In fact leave the car in the garage and eliminate all wear.

Now come on, all the above is true but so insignificant that no one would follow those lines and in reality is so insignificant that it doesnt matter - but someone could argue that in theory it is a fact, which is pretty much where we are with this topic.

yes, all the above is true. and they are all cheaper than engines, clutches and transmissions. not to mention 'necessary'.

It is silly driving a car and letting the engine get to almost stalling before moving it out of gear, engine braking is predictable and correct driving, no driving instructor would have taught you otherwise.

you are correct. but i did not say that. what i said was

the best balance of brake and clutch wear is, when slowing down, keep the car in the same gear that it's in until the RPMs are so low that the car *almost* stalls in that gear. keep in mind, the car should not 'shudder' like it's 'going' to stall, but you want to change gears (or put in it neutral) before the RPMs get to that stalling point. after you drive a stick for a while, you instinctively know where this point is.
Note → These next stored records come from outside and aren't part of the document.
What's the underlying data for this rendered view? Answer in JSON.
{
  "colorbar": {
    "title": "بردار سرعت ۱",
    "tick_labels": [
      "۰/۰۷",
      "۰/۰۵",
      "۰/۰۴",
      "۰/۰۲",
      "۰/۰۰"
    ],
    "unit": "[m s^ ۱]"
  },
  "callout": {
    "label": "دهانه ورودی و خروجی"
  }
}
now who is taking whom out of context?

Loosing traction on a wet road when downchanging?, on snow or ice yes, but if you get this on a wet road try putting some decent tyres on the car, and if you prefer not to engine brake on a wet road because it causes you to skid, then it must mean you do it - to know you develop a skid

what about in a turn? with a mid engine/rear wheel drive car?

and for the record, i never said that i don't engine brake or downshift. i do. but i am aware that it causes more wear to the components we're discussing. AND i rev-match EVERY time.

Nothing last forever, and that is my point, the thing will wear itself out anyway, but engine braking will not advance that condition by anything significant, at a guess, if your car could last 1oo years then it may be worn out a year earlier by engine braking - but you will have had loads more disks and pads replaced in that time. :rolleyes:

oh, i didn't realize you were guessing the whole time. your posts seemed very authoritative. you would also need to change your brake pads/rotors 25 times before it equaled the cost of an engine.

look, we're not going to agree on this subject and i am tired of this 'battle of wits' with you. let's agree to disagree. you are a worthy opponent. but for the record, i did not resort to personal insults or ad hominem attacks. as i mentioned before, you have a way with words.

please drive safely. ^_^

Posted

Guys,

I am not a driving instructor, but in my modest opinion driving is about keeping the car balanced and under control, which can only be achieved through smoothness.

How smooth can it be to slow down a car by downshifting without the appropriate use of the breaks? How does it feel when you do so as oposed to applying appropriate pressure to the brake and then downshifting? In the same lines, how balanced would your car be if you only usedthe brakes and didn't downshift for appropriate revs and acceleration / can any car in 5th gear at 1200 rpms honestly be considered balanced or under control in any situation?

As for me, based on Porsche's heritage and reputation, I would find it unnaceptable that they would build anything or add any parts to their cars that would prevent a perfectly balanced drive by a resonably skilled driver - which inevitably include efficient, smooth braking...

Just some humble (not so technical) thoughts,

Best,

Gustavo

Posted

look, we're not going to agree on this subject and i am tired of this 'battle of wits' with you. let's agree to disagree. you are a worthy opponent. but for the record, i did not resort to personal insults or ad hominem attacks. as i mentioned before, you have a way with words.

please drive safely. ^_^

Chris, I agree we agree to disagree on this subject but i am sincerly sorry if you feel i have personally insulted you in my posts, I did say "Your world" as a tongue in cheek comment - i assume this is where you may feel insulted.

You may have guessed, i do like lively debate but i do appologise for any offence taken - i will be more careful in future.